Wait, this order came out 9 days later, I reveal the year and the general for the above note:
GENERAL ORDERS, HDQRS. DEPT. OF NORTH CAROLINA,, ARMY OF THE OHIO, Numbers 84.
Raleigh, N. C., June 13, 1865.
The time has arrived when I must bid farewell to many of my old comrades of the Army of the Ohio, and doubtless the time will soon come when we all must separate. It is a farewell tinged with no feeling of sadness, save for the loss of our brave comrades who have fallen. Our thoughts at parting are of duty faithfully done, of hardships and dangers bravely met, of battles fought and victories won, of our glorious Union saved from destruction and more firmly reestablished on the basis of freedom for all, of dear homes and friends to which we are returning, rendered tenfold more dear by the price it has cost us to preserve them, and of the grateful welcome that awaits us among our friends and countrymen.
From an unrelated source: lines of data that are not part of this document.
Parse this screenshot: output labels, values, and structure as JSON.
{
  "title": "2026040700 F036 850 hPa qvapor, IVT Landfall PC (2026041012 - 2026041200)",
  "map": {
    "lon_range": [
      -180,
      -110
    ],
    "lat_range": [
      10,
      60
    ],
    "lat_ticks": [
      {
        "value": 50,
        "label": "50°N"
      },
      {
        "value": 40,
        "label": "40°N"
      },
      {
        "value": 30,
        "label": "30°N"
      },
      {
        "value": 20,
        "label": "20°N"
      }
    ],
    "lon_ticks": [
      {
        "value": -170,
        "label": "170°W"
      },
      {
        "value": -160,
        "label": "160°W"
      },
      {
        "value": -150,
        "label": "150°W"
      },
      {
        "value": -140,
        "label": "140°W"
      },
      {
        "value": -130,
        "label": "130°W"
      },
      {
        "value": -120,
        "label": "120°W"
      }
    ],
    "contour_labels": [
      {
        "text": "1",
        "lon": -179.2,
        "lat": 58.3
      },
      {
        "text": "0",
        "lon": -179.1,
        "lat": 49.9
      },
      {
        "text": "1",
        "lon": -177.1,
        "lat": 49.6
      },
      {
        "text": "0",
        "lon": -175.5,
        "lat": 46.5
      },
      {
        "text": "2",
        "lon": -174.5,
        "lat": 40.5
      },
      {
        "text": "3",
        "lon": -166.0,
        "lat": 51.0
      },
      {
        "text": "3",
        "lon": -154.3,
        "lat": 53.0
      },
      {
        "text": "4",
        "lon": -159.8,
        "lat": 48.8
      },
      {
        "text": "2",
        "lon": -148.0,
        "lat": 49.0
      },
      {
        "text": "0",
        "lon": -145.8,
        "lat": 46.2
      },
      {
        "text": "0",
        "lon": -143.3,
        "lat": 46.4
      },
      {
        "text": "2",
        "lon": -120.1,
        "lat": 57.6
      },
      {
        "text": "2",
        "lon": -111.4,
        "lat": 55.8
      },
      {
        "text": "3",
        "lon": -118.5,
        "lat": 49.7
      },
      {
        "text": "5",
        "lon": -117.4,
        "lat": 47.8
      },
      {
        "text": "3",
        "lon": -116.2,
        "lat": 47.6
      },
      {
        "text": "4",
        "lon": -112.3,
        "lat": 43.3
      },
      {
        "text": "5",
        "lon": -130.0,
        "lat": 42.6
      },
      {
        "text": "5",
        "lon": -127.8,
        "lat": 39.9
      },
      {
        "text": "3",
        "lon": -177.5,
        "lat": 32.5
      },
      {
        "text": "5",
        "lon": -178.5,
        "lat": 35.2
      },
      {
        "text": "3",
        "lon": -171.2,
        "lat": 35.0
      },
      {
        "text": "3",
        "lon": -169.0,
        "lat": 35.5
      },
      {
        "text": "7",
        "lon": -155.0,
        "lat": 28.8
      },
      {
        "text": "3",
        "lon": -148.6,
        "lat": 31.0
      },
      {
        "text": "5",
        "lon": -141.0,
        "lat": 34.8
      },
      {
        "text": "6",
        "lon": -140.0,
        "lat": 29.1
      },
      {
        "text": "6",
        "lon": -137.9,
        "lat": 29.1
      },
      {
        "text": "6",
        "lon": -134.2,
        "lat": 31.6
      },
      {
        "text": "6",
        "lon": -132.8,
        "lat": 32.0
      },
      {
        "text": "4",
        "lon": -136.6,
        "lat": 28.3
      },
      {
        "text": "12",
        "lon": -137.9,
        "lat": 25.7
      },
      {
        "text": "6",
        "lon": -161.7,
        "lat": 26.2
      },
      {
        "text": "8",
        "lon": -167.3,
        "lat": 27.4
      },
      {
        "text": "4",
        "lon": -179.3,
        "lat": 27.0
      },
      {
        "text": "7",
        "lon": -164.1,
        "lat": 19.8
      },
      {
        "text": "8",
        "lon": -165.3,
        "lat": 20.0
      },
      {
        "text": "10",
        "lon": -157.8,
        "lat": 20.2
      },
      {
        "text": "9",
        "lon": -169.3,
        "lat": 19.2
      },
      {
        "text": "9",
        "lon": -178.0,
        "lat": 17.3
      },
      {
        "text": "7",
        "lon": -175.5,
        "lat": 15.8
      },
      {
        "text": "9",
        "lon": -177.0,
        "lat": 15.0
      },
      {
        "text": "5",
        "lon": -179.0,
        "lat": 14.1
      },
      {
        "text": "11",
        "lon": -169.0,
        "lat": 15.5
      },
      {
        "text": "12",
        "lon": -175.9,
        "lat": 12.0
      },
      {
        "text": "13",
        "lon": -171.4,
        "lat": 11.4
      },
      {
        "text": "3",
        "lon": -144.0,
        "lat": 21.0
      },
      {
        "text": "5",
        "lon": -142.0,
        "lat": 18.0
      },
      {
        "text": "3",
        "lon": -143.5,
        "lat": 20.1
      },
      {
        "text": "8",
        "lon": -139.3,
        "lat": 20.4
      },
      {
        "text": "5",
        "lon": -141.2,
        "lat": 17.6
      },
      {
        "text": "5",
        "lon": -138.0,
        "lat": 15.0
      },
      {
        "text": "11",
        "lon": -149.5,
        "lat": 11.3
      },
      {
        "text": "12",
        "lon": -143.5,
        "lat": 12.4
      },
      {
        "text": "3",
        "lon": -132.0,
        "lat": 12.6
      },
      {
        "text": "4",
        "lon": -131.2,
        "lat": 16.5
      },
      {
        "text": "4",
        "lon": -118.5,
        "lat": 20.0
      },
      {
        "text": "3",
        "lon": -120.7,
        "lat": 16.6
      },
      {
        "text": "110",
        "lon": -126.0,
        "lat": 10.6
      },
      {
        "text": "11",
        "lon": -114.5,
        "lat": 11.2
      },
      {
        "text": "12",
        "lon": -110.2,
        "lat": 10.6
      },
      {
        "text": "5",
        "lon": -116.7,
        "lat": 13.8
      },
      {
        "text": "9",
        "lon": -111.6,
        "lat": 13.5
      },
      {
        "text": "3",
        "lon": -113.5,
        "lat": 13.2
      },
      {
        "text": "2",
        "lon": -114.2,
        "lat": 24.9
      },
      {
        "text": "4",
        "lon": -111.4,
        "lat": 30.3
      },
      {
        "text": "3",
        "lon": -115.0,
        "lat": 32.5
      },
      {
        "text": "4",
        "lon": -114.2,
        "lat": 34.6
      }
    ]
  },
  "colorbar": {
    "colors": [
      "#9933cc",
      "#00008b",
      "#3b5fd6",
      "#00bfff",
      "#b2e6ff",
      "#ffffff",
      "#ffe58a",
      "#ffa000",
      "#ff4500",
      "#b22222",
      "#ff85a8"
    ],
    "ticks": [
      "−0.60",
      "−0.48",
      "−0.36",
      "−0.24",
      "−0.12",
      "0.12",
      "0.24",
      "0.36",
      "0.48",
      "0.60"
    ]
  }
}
Let the memory of Knoxville, Resaca, Dallas, Kennesaw, Chattahoochee, and Atlanta; of Columbia, Franklin, and Nashville; of Fort Wagner, Drewry’s Bluff, Cold Harbor, Petersburg, Richmond, and Fort Harrison; of Fort Fisher, Anderson, Wilmington, and Kinston, ever remind us of the priceless value of our free institutions, and incite in us that faithful discharge of our duties as citizens which alone can secure to us and to our posterity the full fruits of the victories which as soldiers we have won.
My comrades, I bid you farewell, and may Almighty God bless and reward you for patriotism and fidelity in the cause of liberty and Union, and may he comfort and protect the widows and orphan children of our comrades who have given their lives for their country.
J. M. SCHOFIELD,
Things were not as clear-cut as we have convinced ourselves during the intervening 150 years.